The infrastructure of a muscle is very similar to a tropical fruit like a lime. A broad sheet of fascia encases the whole fruit, deeper layers of fascia separate the fruit into ‘wedges’ and then a thin coating of tissue surrounds each individual, tiny bud of fruit. If we use this analogy then a layer of fascia (epimysium) encases the muscle belly, a deeper layer (perimysium) wraps the long muscle fibers into bundles and each microscopic muscle fiber is bound in fascia (endomysium). Unlike a fruit, a muscle’s layers of connective tissue merge at either end of the muscle to form a strong tendon. The tendon attached the muscle to a bone. A fruit only attaches at one end to a branch via its stem.
Muscle tissue has three specific characteristics that help distinguish it from other body tissues.
- Skeletal muscle tissue has a striated texture – (Much like a plank of wood) This is different from tendons which have a much smoother feel. The fibrous texture of muscle tissue is caused by the muscle fiber bundles running in a particular direction.
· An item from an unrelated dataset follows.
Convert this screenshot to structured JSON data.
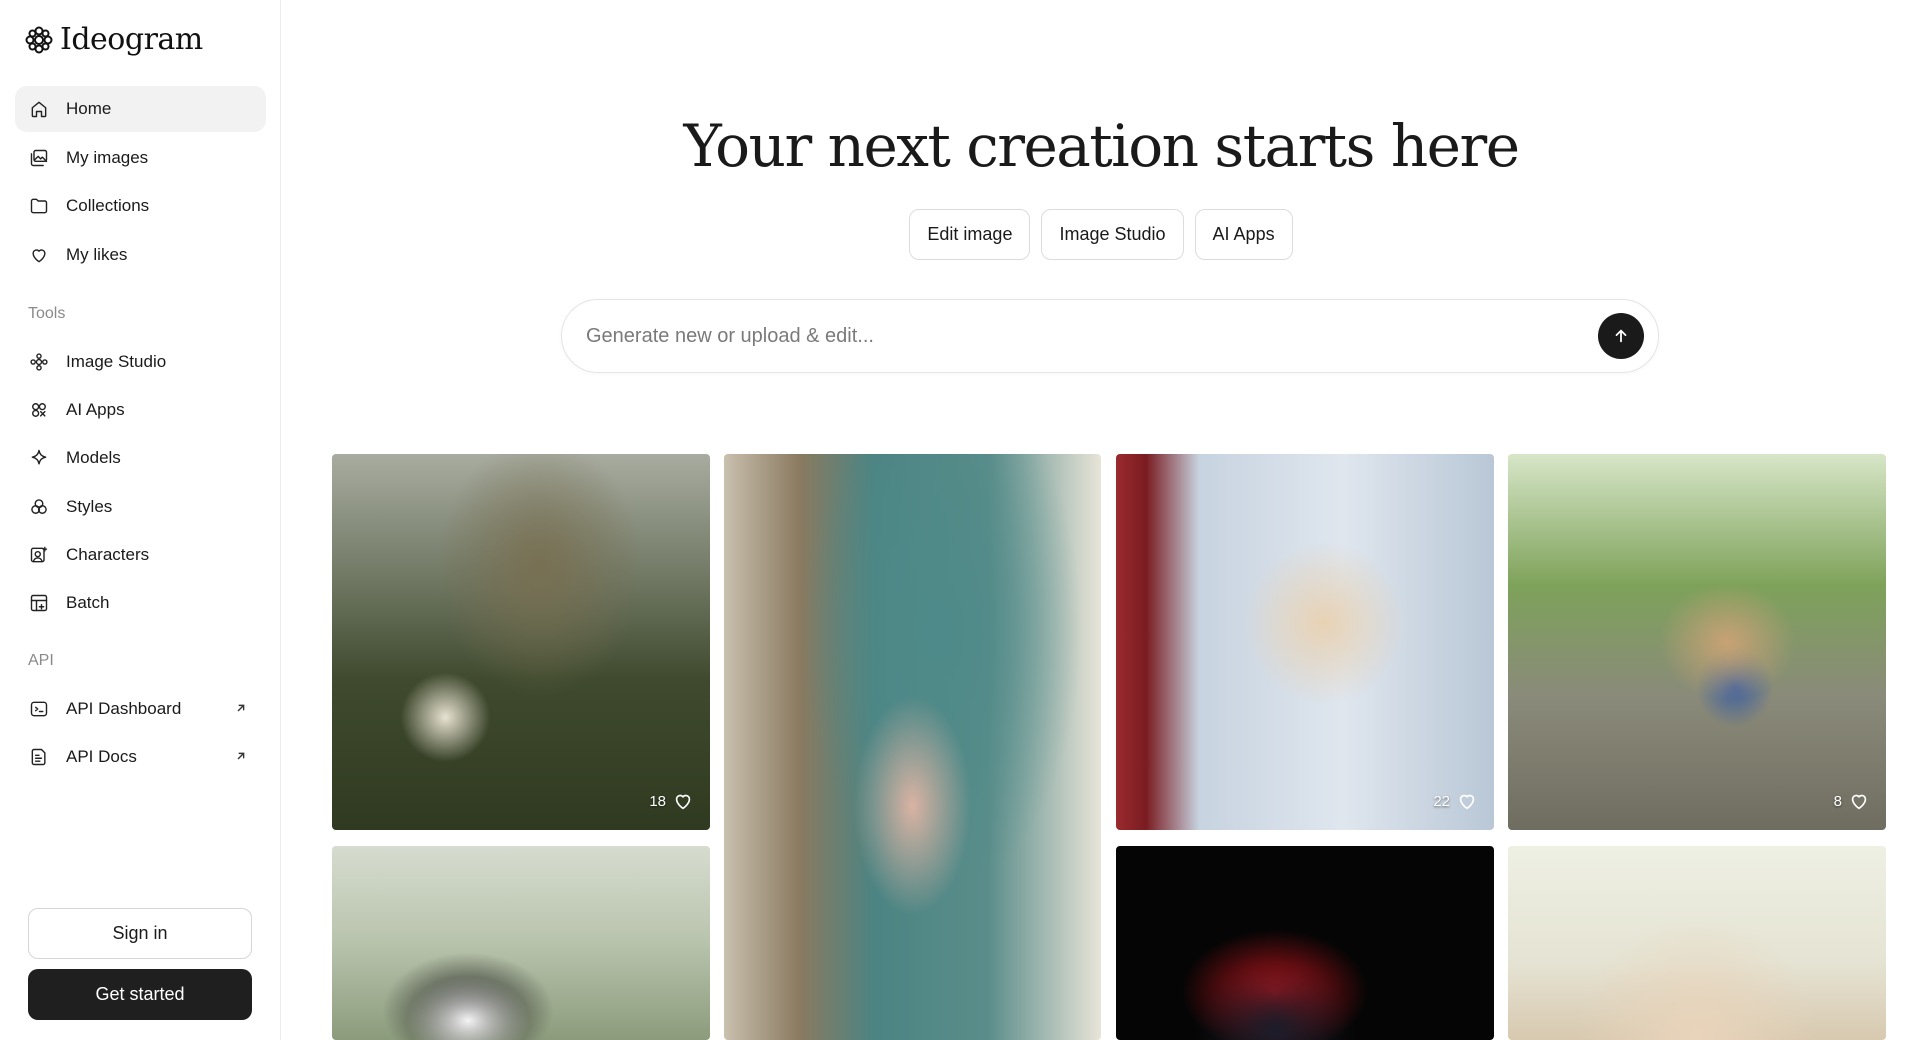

- Muscle fiber directions – You can feel the direction of the muscle fiber to determine which muscle you are feeling. Depending on the shape and design of the muscle, the direction of the muscle could be parallel, diagonal or get closer together. A good example of this is your erector muscles v.s. your trapezius or rhomboids.
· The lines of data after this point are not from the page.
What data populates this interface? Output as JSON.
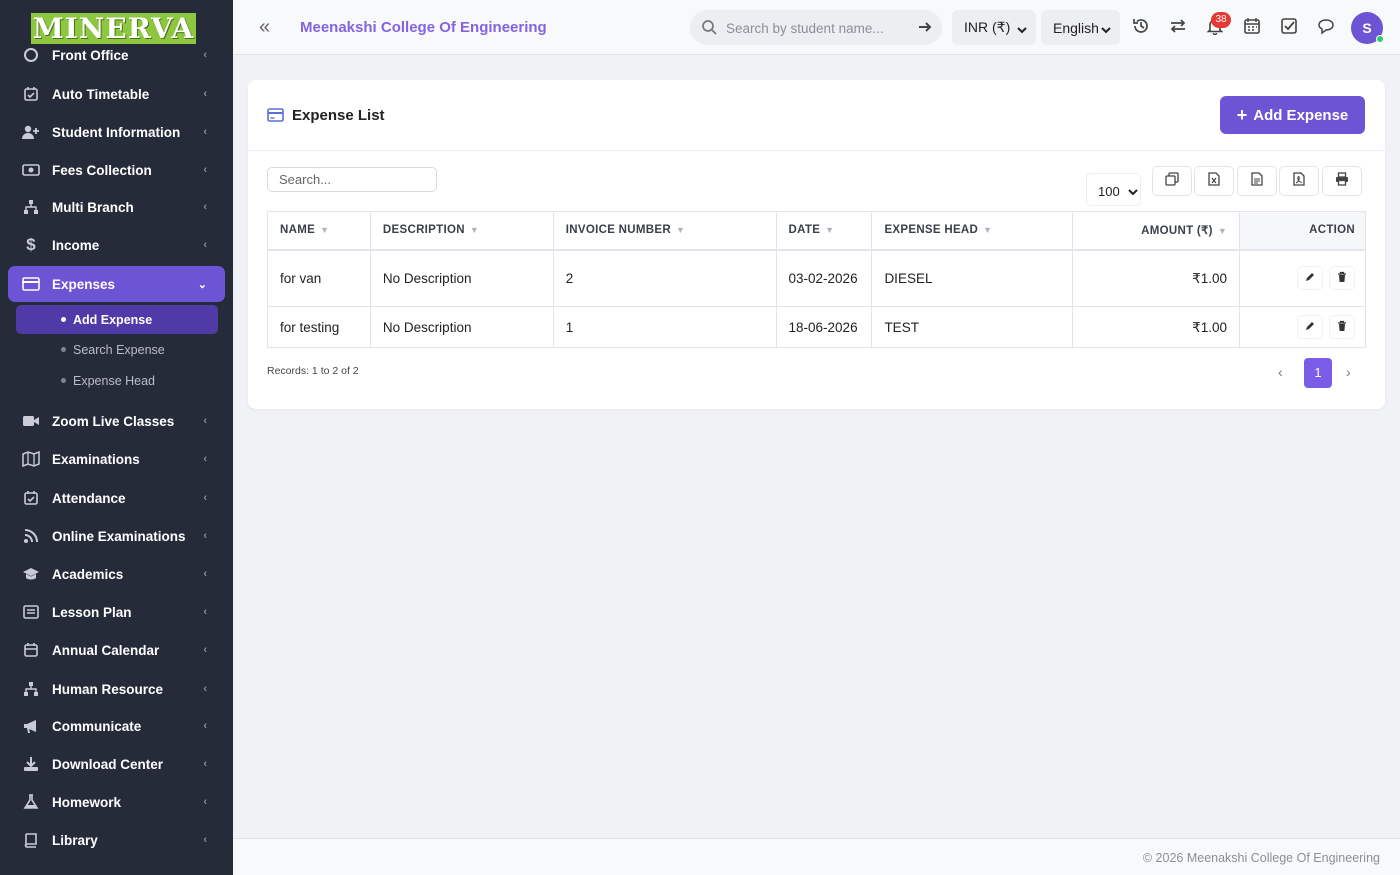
{
  "brand": {
    "logo_text": "MINERVA"
  },
  "sidebar": {
    "items": [
      {
        "label": "Front Office",
        "icon": "front-office-icon"
      },
      {
        "label": "Auto Timetable",
        "icon": "calendar-check-icon"
      },
      {
        "label": "Student Information",
        "icon": "user-plus-icon"
      },
      {
        "label": "Fees Collection",
        "icon": "money-icon"
      },
      {
        "label": "Multi Branch",
        "icon": "sitemap-icon"
      },
      {
        "label": "Income",
        "icon": "dollar-icon"
      },
      {
        "label": "Expenses",
        "icon": "credit-card-icon",
        "expanded": true
      },
      {
        "label": "Zoom Live Classes",
        "icon": "video-icon"
      },
      {
        "label": "Examinations",
        "icon": "map-icon"
      },
      {
        "label": "Attendance",
        "icon": "calendar-check-icon"
      },
      {
        "label": "Online Examinations",
        "icon": "rss-icon"
      },
      {
        "label": "Academics",
        "icon": "graduation-cap-icon"
      },
      {
        "label": "Lesson Plan",
        "icon": "list-alt-icon"
      },
      {
        "label": "Annual Calendar",
        "icon": "calendar-icon"
      },
      {
        "label": "Human Resource",
        "icon": "sitemap-icon"
      },
      {
        "label": "Communicate",
        "icon": "bullhorn-icon"
      },
      {
        "label": "Download Center",
        "icon": "download-icon"
      },
      {
        "label": "Homework",
        "icon": "flask-icon"
      },
      {
        "label": "Library",
        "icon": "book-icon"
      }
    ],
    "sub_items": [
      {
        "label": "Add Expense",
        "active": true
      },
      {
        "label": "Search Expense",
        "active": false
      },
      {
        "label": "Expense Head",
        "active": false
      }
    ]
  },
  "header": {
    "college_name": "Meenakshi College Of Engineering",
    "search_placeholder": "Search by student name...",
    "currency": "INR (₹)",
    "language": "English",
    "notification_count": "38",
    "avatar_initial": "S"
  },
  "main": {
    "title": "Expense List",
    "add_button": "Add Expense",
    "search_placeholder": "Search...",
    "per_page": "100",
    "columns": [
      "NAME",
      "DESCRIPTION",
      "INVOICE NUMBER",
      "DATE",
      "EXPENSE HEAD",
      "AMOUNT (₹)",
      "ACTION"
    ],
    "rows": [
      {
        "name": "for van",
        "description": "No Description",
        "invoice": "2",
        "date": "03-02-2026",
        "head": "DIESEL",
        "amount": "₹1.00"
      },
      {
        "name": "for testing",
        "description": "No Description",
        "invoice": "1",
        "date": "18-06-2026",
        "head": "TEST",
        "amount": "₹1.00"
      }
    ],
    "records_text": "Records: 1 to 2 of 2",
    "current_page": "1"
  },
  "footer": {
    "text": "© 2026 Meenakshi College Of Engineering"
  },
  "colors": {
    "accent": "#6c54d4",
    "sidebar_bg": "#262b3a",
    "title": "#8563e0",
    "logo_bg": "#8dc63f"
  }
}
Your erector muscles run “vertically” up your back while your rhomboids run “horizontally” and your mid trapezius runs on more of an “oblique angle” than your rhomboids.
- Muscle tissue can be relaxed or contracted – When a muscle is relaxed it feels more malleable. When it is contracted it is more solid. As the muscle tissue tension changes, the tendons and fascia also become more loose or taut.
Simply put, tendons attach muscles to bone. …But what they actually do is connect muscles to the periosteum which is the connective tissue that surrounds the bone. Tendons are made of dense connective tissue shaped into bundles of parallel collagen fibers. Each end of a muscle has one or more tendons.
Tendons also come in a variety of shapes and sizes. Some are short and wide. Others are long and thin. There is also something called an aponeurosis which is a broad flat tendon. All tendons have a tough, smooth feel to them.
Ligaments connect bones together at a joint. They strengthen and stabilize joints. Ligaments are also made of very dense connective tissue. Ligament fibers have an uneven configuration whereas a tendon has a parallel fiber arrangement. Ie Deltoid ligament in the ankle and foot.
Some ligaments cross a joint and blend in with the joint capsule while others can span across several bones. (Ie Supraspinous ligament which extends inferiorly from the ligamentum nuchae down the spine as it attaches to each spinous process of the thoracic and lumbar vertebrae.
The ligamentum nuchae is a sheet of connective tissue that looks like a fin which runs along the sagittal plane from the external occipital protuberance to the spinous process of C7 in the neck. Its job is to help stabilize the head and neck as well as being an attachment site for muscles.
Ligaments sometimes have a taut, dense feel to them and sometimes yo can feel their fiber directions. In order to distinguish a ligament for a tendon feel the tension and attachments. A tendon connects muscle belly to a bone, while a ligament attaches a bone to a bone. A tendon can become taut or slack whereas a ligament will remain taut throughout the entire action of a muscle contraction.
Fascia is a type of dense connective tissue, like ligaments and tendons. It is a continuous sheet of membrane located under the skin and around muscles and organs. It is a system of tissue that forms a three-dimensional matrix extending from head to toe throughout the entire body.
There are 2 types of fascia:
- Superficial Fascia – Superficial fascia is located immediately deep to the skin and covers the entire body. While many people think of it as being thin, it can varies in thickness. Examples of this would be the thin layer on the back of a hand and the very thick layer on the sole of your foot.
- Deep Fascia – Deep fascia surrounds muscle bellies, holding them together and separating them into functional groups. Ie. various compartments of the forearm. It also fills in the spaces between muscles as well as carries blood vessels and nerves. Portions of the deep fascia penetrate into the muscle belly and encase each tiny muscle fiber. It can be hard to feel because it is so spread out.
A retinaculum is a structure that holds an organ or tissue in place. It is a transverse thickening of deep fascia which straps tendons down in a particular location or position. Ie the superficial layer of the carpal tunnel which holds the flexor tendons and nerves in place.